Install it in your repository:

git ai ci github install

This creates .github/workflows/git-ai.yaml:

  • Trigger: Runs on pull request close events
  • Permissions: Requires contents: write to push authorship notes
  • Actions:
    1. Installs git-ai from the official install script
    2. Configures git user as github-actions[bot]
    3. Runs git ai ci github run to process the merge
.github/workflows/git-ai.yaml
name: Git AI

on:
  pull_request:
    types: [closed]

jobs:
  git-ai:
    if: github.event.pull_request.merged == true
    runs-on: ubuntu-latest
    permissions:
      contents: write

    steps:
      - name: Install git-ai
        run: |
          curl -fsSL https://usegitai.com/install.sh | bash
          echo "$HOME/.git-ai/bin" >> $GITHUB_PATH
      - name: Run git-ai
        id: run-git-ai
        env:
          GITHUB_TOKEN: ${{ secrets.GITHUB_TOKEN }}
        run: |
          git config --global user.name "github-actions[bot]"
          git config --global user.email "github-actions[bot]@users.noreply.github.com"
          git ai ci github run

GitLab CI

The GitLab CI job runs when commits are pushed to your default branch, detects squash and rebase merges, and rewrites authorship accordingly.

Generate the snippet to copy into your .gitlab-ci.yml:

git ai ci gitlab install

The default CI_JOB_TOKEN often lacks API query permissions. You'll need to create a dedicated access token.

Create an access token:

  1. Go to Settings → Access tokens → Add new token

    • Name: git-ai
    • Role: Maintainer
    • Scopes: api, write_repository (both required)
  2. Go to Settings → CI/CD → Variables → Add variable

    • Key: GITLAB_TOKEN
    • Value: paste your token
    • Check Masked

Configuration:

  • Trigger: Runs on push events to the default branch
  • Permissions: Requires api and write_repository scopes
  • Actions:
    1. Installs git-ai from the official install script
    2. Configures git user as gitlab-ci[bot]
    3. Runs git ai ci gitlab run to process the merge
.gitlab-ci.yml
git-ai:
  stage: build
  rules:
    - if: $CI_COMMIT_BRANCH == $CI_DEFAULT_BRANCH && $CI_PIPELINE_SOURCE == "push"
      when: always
  script:
    - curl -fsSL https://usegitai.com/install.sh | bash
    - export PATH="$HOME/.git-ai/bin:$PATH"
    - git config --global user.name "gitlab-ci[bot]"
    - git config --global user.email "gitlab-ci[bot]@users.noreply.gitlab.com"
    - git ai ci gitlab run

BitBucket Pipelines & Azure Repos

Not currently supported. PRs welcome on GitHub.

3. Build your dashboards

With attribution living in git, you have two ways to get the numbers out.

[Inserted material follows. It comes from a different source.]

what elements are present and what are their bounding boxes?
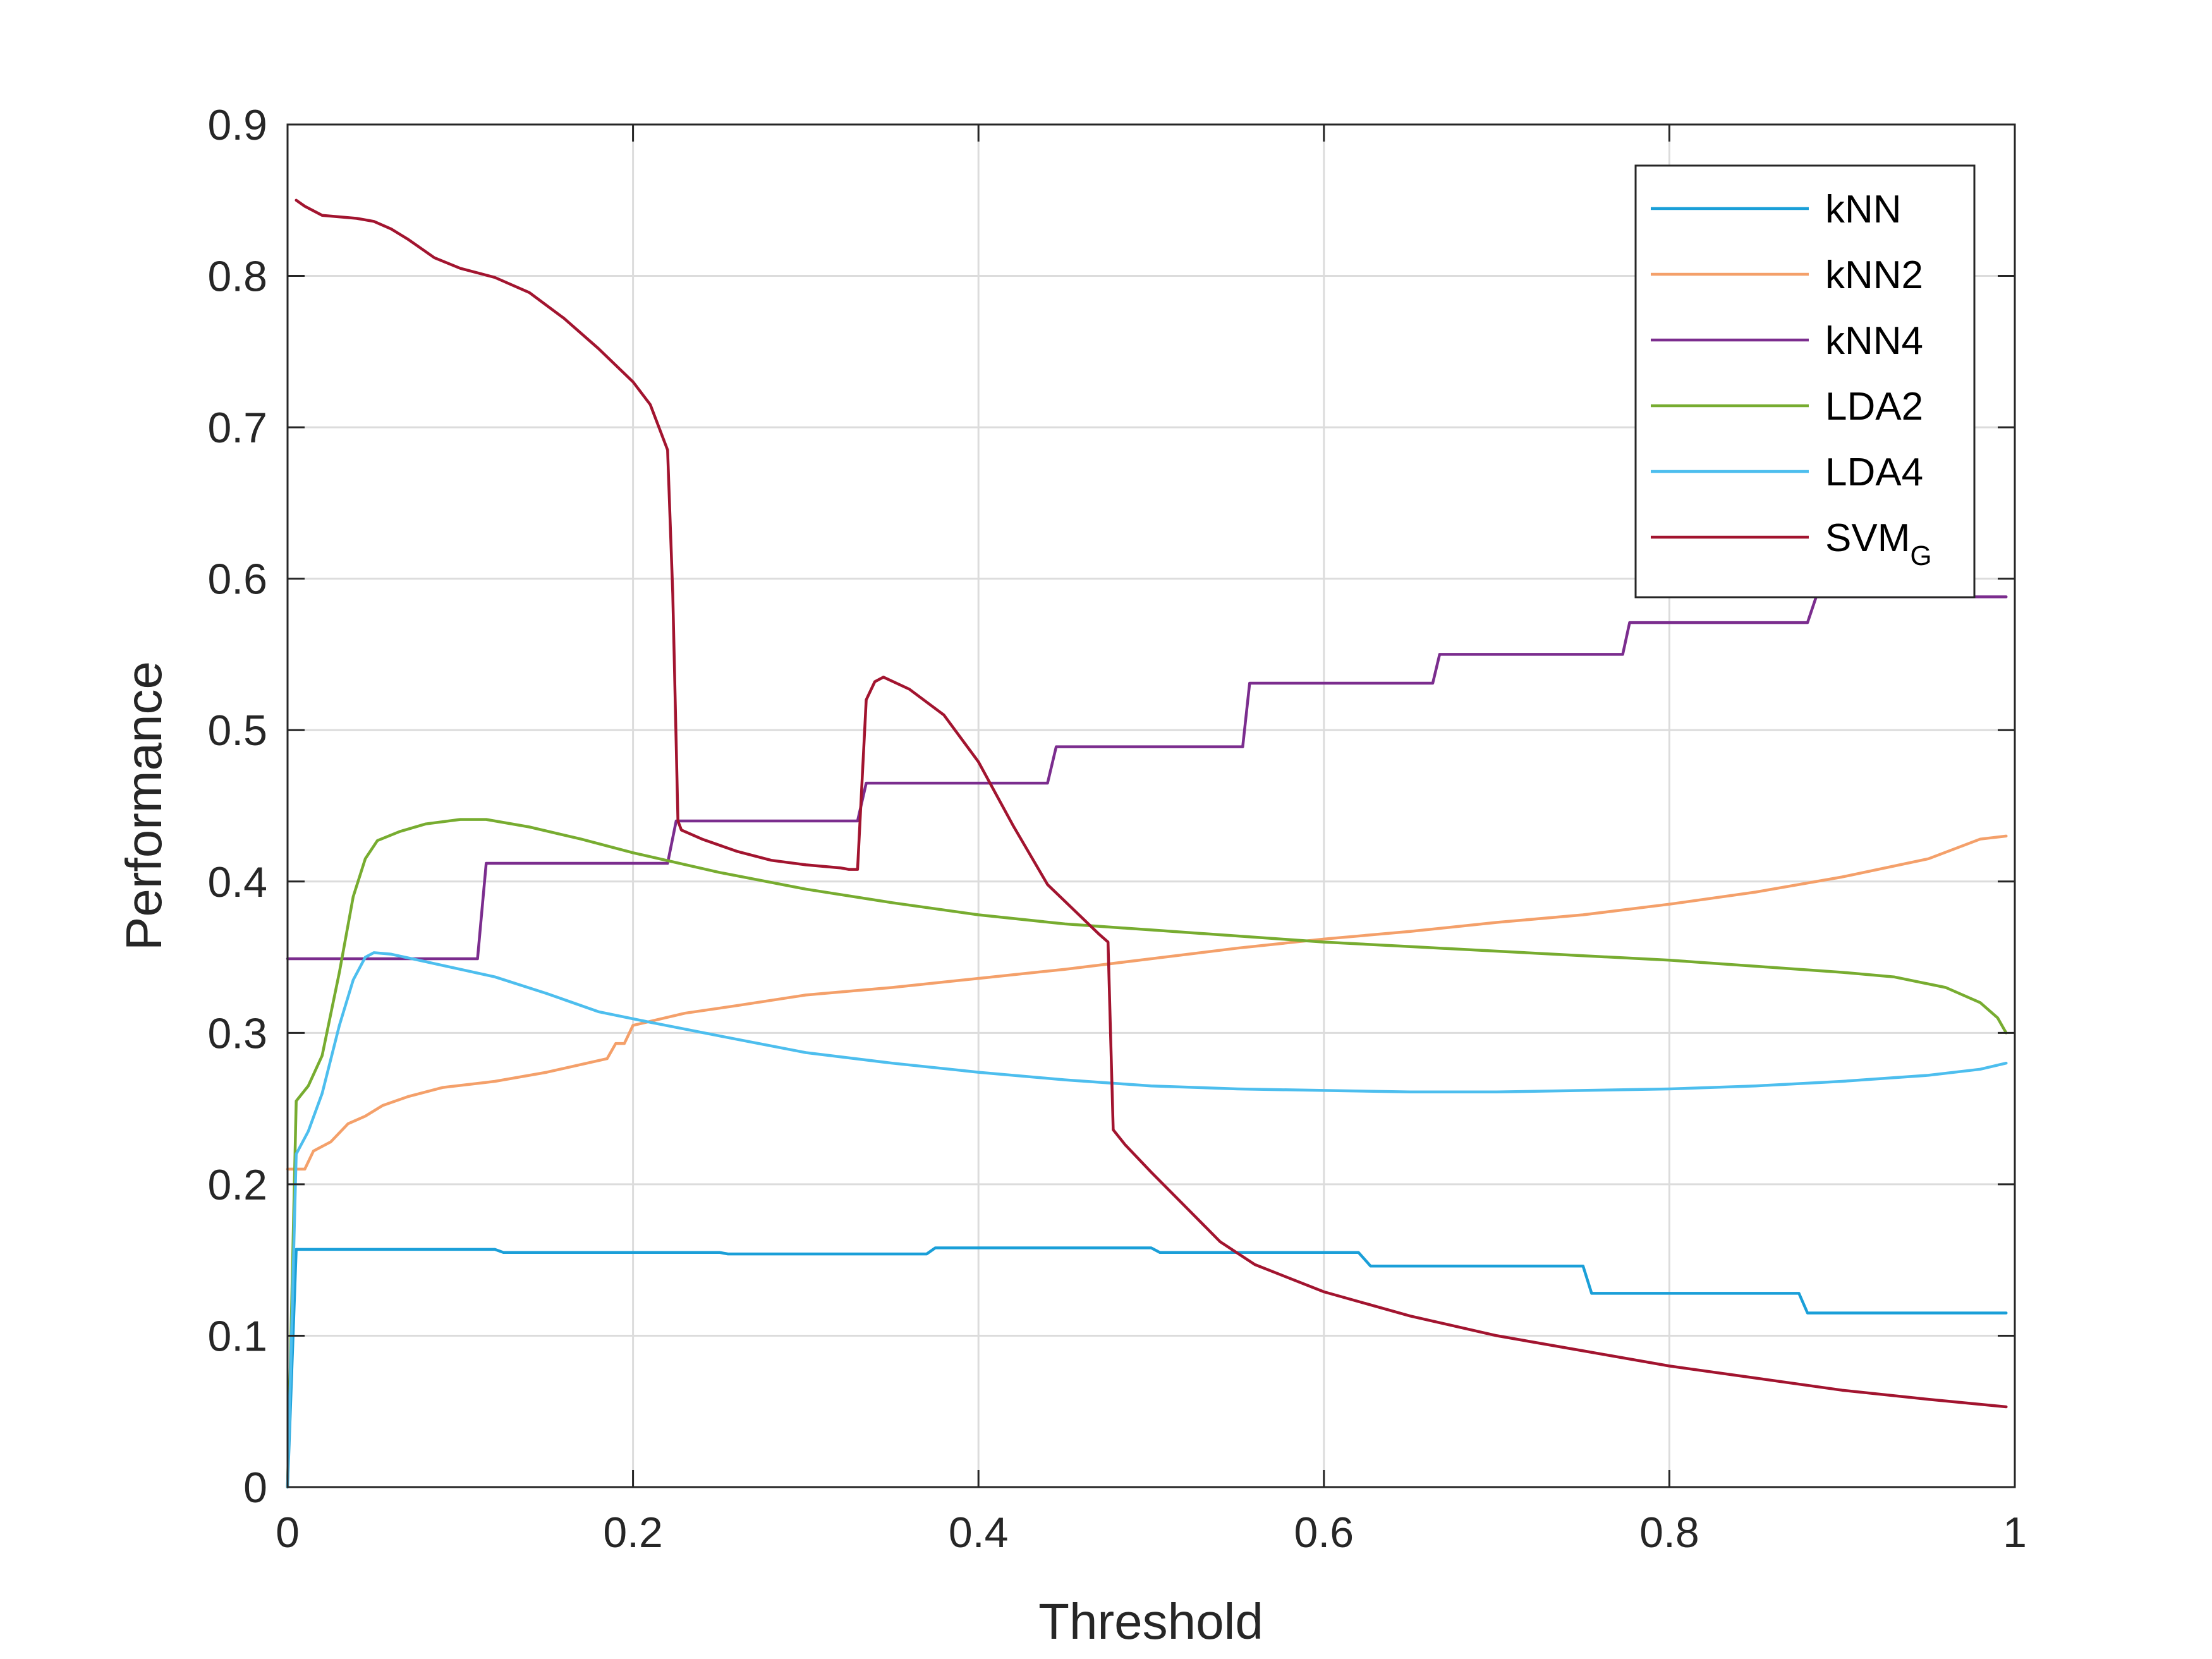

git ai stats gives you AI authorship stats for a commit or a linear range, with a --json flag for machine-readable output you can pipe into whatever you're building:

git ai stats <start>..<end> --json

It returns human_additions, ai_additions, ai_accepted, a per-tool::model breakdown, and the raw git diff baseline. See Commit Stats for every field. Run it in a scheduled job across your repos and write the output to a table your BI tool reads.

Read the git notes raw when you need data stats doesn't expose. Attribution lives under refs/notes/ai (see how Git AI works), and git ai blame --json returns the per-session objects — agent, model, human author, accepted vs. overridden lines — behind each line range:

git ai blame <file> --json

The data schema describes the shape of this data. Everything keyed to commits and lines is available locally; the session-, PR-, and cost-level joins are what the platform adds on top.